The GSM Association, which represents more than 690 mobile operators worldwide, has branded the European Commission’s plans to lower roaming rates within the EU as unnecessary.
Moves by mobile operators to fight the directive could set the process back 18 months, the European Commission has acknowledged.
In a response to the European Commission’s roaming directive, which it claims could cut the cost of roaming within the EU by 70pc, the GSM Association said that the commission’s plans were unnecessary as competition is already delivering reductions in the prices of roaming services.
It said that price cuts being implemented by a group of leading European operators will lower tariffs and lead to a fall in roaming costs to the tune of 40pc.
The association warned that the commission’s plan to introduce a rigid cap on retail prices on each and every minute of a roaming call will stifle competition and prevent operators providing bundles of roaming minutes and other innovations.
“Although the European Commission has dropped its unworkable ‘home pricing principle’, its new proposals still amount to a straightjacket that will stifle innovation, dampen competition and ultimately harm consumers,” said Rob Conway, CEO of the GSM Association.
“The commission’s plans would represent a far-reaching and unprecedented intervention in a market which is clearly delivering for its customers.”

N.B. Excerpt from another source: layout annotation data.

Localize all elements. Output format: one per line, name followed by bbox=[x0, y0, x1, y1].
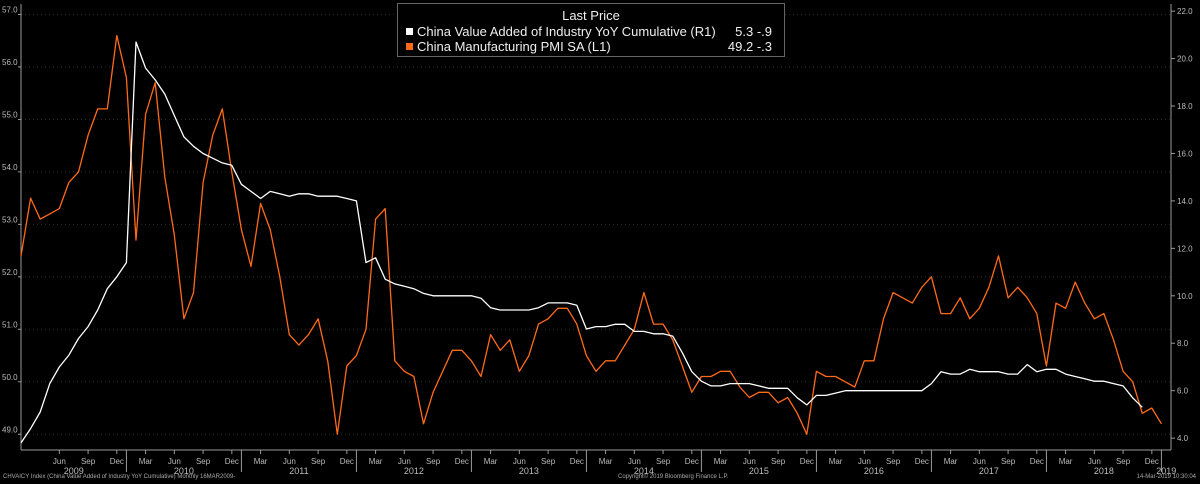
legend-label-industry: China Value Added of Industry YoY Cumula… bbox=[417, 24, 716, 39]
x-tick-label: Mar bbox=[944, 457, 958, 466]
y-right-tick-label: 18.0 bbox=[1177, 102, 1193, 111]
legend: Last Price China Value Added of Industry… bbox=[397, 3, 785, 57]
x-tick-label: Jun bbox=[53, 457, 66, 466]
y-right-tick-label: 6.0 bbox=[1177, 387, 1189, 396]
x-tick-label: Mar bbox=[714, 457, 728, 466]
x-tick-label: Jun bbox=[398, 457, 411, 466]
legend-title: Last Price bbox=[562, 8, 620, 23]
legend-item-pmi: China Manufacturing PMI SA (L1) 49.2 -.3 bbox=[406, 39, 776, 55]
x-tick-label: Dec bbox=[1145, 457, 1159, 466]
y-left-tick-label: 55.0 bbox=[2, 110, 18, 119]
y-right-tick-label: 20.0 bbox=[1177, 55, 1193, 64]
y-left-tick-label: 53.0 bbox=[2, 215, 18, 224]
x-tick-label: Sep bbox=[656, 457, 671, 466]
series-lines bbox=[20, 34, 1162, 444]
x-tick-label: Dec bbox=[1030, 457, 1044, 466]
year-label: 2019 bbox=[1156, 466, 1176, 476]
year-label: 2015 bbox=[749, 466, 769, 476]
year-label: 2012 bbox=[404, 466, 424, 476]
y-right-tick-label: 8.0 bbox=[1177, 339, 1189, 348]
x-tick-label: Dec bbox=[225, 457, 239, 466]
x-tick-label: Dec bbox=[455, 457, 469, 466]
x-tick-label: Dec bbox=[340, 457, 354, 466]
x-tick-label: Mar bbox=[829, 457, 843, 466]
x-tick-label: Sep bbox=[311, 457, 326, 466]
x-tick-label: Jun bbox=[628, 457, 641, 466]
legend-item-industry: China Value Added of Industry YoY Cumula… bbox=[406, 24, 776, 40]
y-left-tick-label: 50.0 bbox=[2, 373, 18, 382]
x-tick-label: Sep bbox=[81, 457, 96, 466]
year-label: 2010 bbox=[174, 466, 194, 476]
x-tick-label: Jun bbox=[858, 457, 871, 466]
legend-label-pmi: China Manufacturing PMI SA (L1) bbox=[417, 39, 611, 54]
x-tick-label: Dec bbox=[685, 457, 699, 466]
y-right-tick-label: 22.0 bbox=[1177, 7, 1193, 16]
x-tick-label: Sep bbox=[771, 457, 786, 466]
x-tick-label: Mar bbox=[1059, 457, 1073, 466]
x-tick-label: Mar bbox=[369, 457, 383, 466]
y-left-tick-label: 56.0 bbox=[2, 58, 18, 67]
x-tick-label: Sep bbox=[196, 457, 211, 466]
y-right-tick-label: 4.0 bbox=[1177, 434, 1189, 443]
x-tick-label: Dec bbox=[915, 457, 929, 466]
y-left-tick-label: 57.0 bbox=[2, 5, 18, 14]
y-left-tick-label: 49.0 bbox=[2, 425, 18, 434]
x-tick-label: Mar bbox=[484, 457, 498, 466]
legend-swatch-industry bbox=[406, 28, 413, 35]
footer-timestamp: 14-Mar-2019 10:30:04 bbox=[1136, 474, 1196, 480]
industry-line bbox=[20, 41, 1143, 444]
year-label: 2017 bbox=[979, 466, 999, 476]
x-tick-label: Sep bbox=[1001, 457, 1016, 466]
y-right-tick-label: 14.0 bbox=[1177, 197, 1193, 206]
y-left-tick-label: 54.0 bbox=[2, 163, 18, 172]
x-tick-label: Dec bbox=[110, 457, 124, 466]
year-label: 2009 bbox=[64, 466, 84, 476]
y-left-tick-label: 52.0 bbox=[2, 268, 18, 277]
legend-value-pmi: 49.2 -.3 bbox=[727, 39, 772, 54]
axes: 49.0 50.0 51.0 52.0 53.0 54.0 55.0 56.0 57.0 4.0 6… bbox=[2, 4, 1193, 476]
x-tick-label: Jun bbox=[973, 457, 986, 466]
x-tick-label: Dec bbox=[570, 457, 584, 466]
x-tick-label: Mar bbox=[254, 457, 268, 466]
x-tick-label: Dec bbox=[800, 457, 814, 466]
x-tick-label: Sep bbox=[541, 457, 556, 466]
x-tick-label: Jun bbox=[743, 457, 756, 466]
y-right-tick-label: 10.0 bbox=[1177, 292, 1193, 301]
year-label: 2014 bbox=[634, 466, 654, 476]
legend-value-industry: 5.3 -.9 bbox=[735, 24, 772, 39]
y-right-tick-label: 12.0 bbox=[1177, 244, 1193, 253]
y-left-tick-label: 51.0 bbox=[2, 320, 18, 329]
year-label: 2018 bbox=[1094, 466, 1114, 476]
x-tick-label: Jun bbox=[168, 457, 181, 466]
x-tick-label: Mar bbox=[139, 457, 153, 466]
footer-source: CHVAICY Index (China Value Added of Indu… bbox=[3, 474, 236, 480]
x-tick-label: Sep bbox=[1116, 457, 1131, 466]
year-label: 2016 bbox=[864, 466, 884, 476]
legend-swatch-pmi bbox=[406, 43, 413, 50]
x-tick-label: Sep bbox=[426, 457, 441, 466]
year-label: 2011 bbox=[289, 466, 308, 476]
x-tick-label: Mar bbox=[599, 457, 613, 466]
x-tick-label: Sep bbox=[886, 457, 901, 466]
year-label: 2013 bbox=[519, 466, 539, 476]
x-tick-label: Jun bbox=[513, 457, 526, 466]
y-right-tick-label: 16.0 bbox=[1177, 149, 1193, 158]
pmi-line bbox=[20, 34, 1162, 435]
footer-copyright: Copyright© 2019 Bloomberg Finance L.P. bbox=[618, 474, 729, 480]
x-tick-label: Jun bbox=[1088, 457, 1101, 466]
x-tick-label: Jun bbox=[283, 457, 296, 466]
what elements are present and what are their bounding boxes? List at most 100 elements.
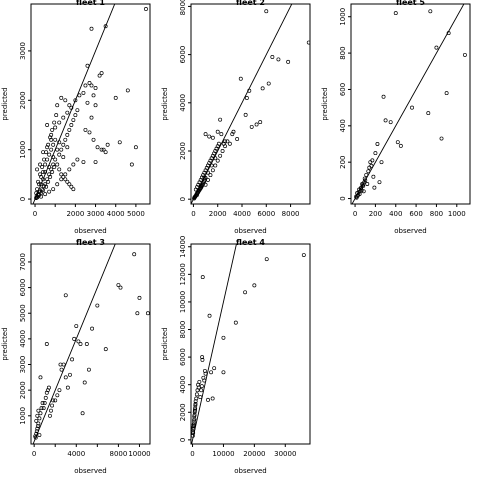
data-point: [35, 413, 40, 418]
data-point: [428, 9, 433, 14]
y-tick-label: 0: [339, 196, 347, 200]
data-point: [67, 127, 72, 132]
data-point: [67, 182, 72, 187]
data-point: [69, 123, 74, 127]
data-point: [43, 192, 48, 197]
x-tick-label: 0: [191, 210, 195, 218]
x-tick-label: 200: [369, 210, 382, 218]
data-point: [54, 113, 59, 118]
data-point: [129, 162, 134, 167]
y-tick-label: 14000: [179, 236, 187, 258]
plot-frame: [190, 243, 311, 445]
point-group: [33, 252, 150, 440]
panel-title: fleet 5: [396, 0, 425, 7]
data-point: [199, 384, 204, 389]
data-point: [59, 95, 64, 100]
panel-fleet-3: 0 4000 8000 10000 1000 2000 3000 4000 5000 6000 70…: [1, 238, 151, 475]
data-point: [35, 426, 40, 431]
point-group: [34, 6, 148, 201]
data-point: [220, 149, 225, 153]
y-tick-label: 4000: [19, 330, 27, 348]
data-point: [93, 86, 98, 90]
data-point: [361, 189, 366, 194]
data-point: [73, 98, 78, 103]
data-point: [53, 398, 58, 403]
data-point: [63, 137, 68, 142]
data-point: [83, 127, 88, 132]
y-tick-label: 6000: [179, 348, 187, 366]
data-point: [89, 83, 94, 88]
panel-fleet-2: 0 2000 4000 6000 8000 0 2000 4000 6000 8000 fleet …: [161, 0, 311, 235]
data-point: [197, 379, 202, 384]
x-tick-label: 4000: [233, 210, 251, 218]
data-point: [426, 111, 431, 116]
data-point: [59, 147, 64, 152]
data-point: [89, 26, 94, 31]
data-point: [47, 189, 52, 194]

Conway said that the commission’s proposal to cap wholesale rates also has serious flaws. The level of the wholesale price cap envisaged by the commission will penalise mobile operators with relatively high costs and could lead to some operators making a loss on the provision of this service. Some mobile operators incur higher costs than others for a variety of reasons, for example, because they serve a sparsely populated or mountainous region, he said.
He pointed out that many European mobile operators have already made public commitments to lower wholesale rates. He added that given the competitive nature of the European mobile market, the GSM Association is confident that these wholesale cuts will flow through to significant retail price reductions for consumers.
“The industry is delivering cuts in roaming prices today, well before any regulatory intervention would come into force,” said Conway.
The association’s stance on the European Commission’s plans to reduce roaming costs was lambasted by Fine Gael spokesman on communications Bernard Durkan TD. He said the fact that the measures won’t take effect for 18 months was bad news for consumers.
“The matter is very simple. Roaming costs are about five times the costs incurred by the phone companies in connecting the call. There is simply no reason for these charges to exist, other than the fact the operators think they can get away with it.,” said Durkan.
“Equally contemptible, in my view, was the reaction of the GSM Association, which had the cheek to say that the limited action announced by the commission was unnecessary. I would be delighted to know on what grounds that absurd assertion is based.
“If they wanted the EU not to interfere in their price mechanisms they should treat their customers with a little more respect and end the practice of gouging them for cross-border calls.
“The Minister for Communications should now make it clear what he intends to do at EU level to end roaming charges and call-divert charges once and for all.
“As Ireland endures the highest call costs in Europe, it is only right that the Irish Government leads the charge for the abolition of these rip-off charges,” Durkan said.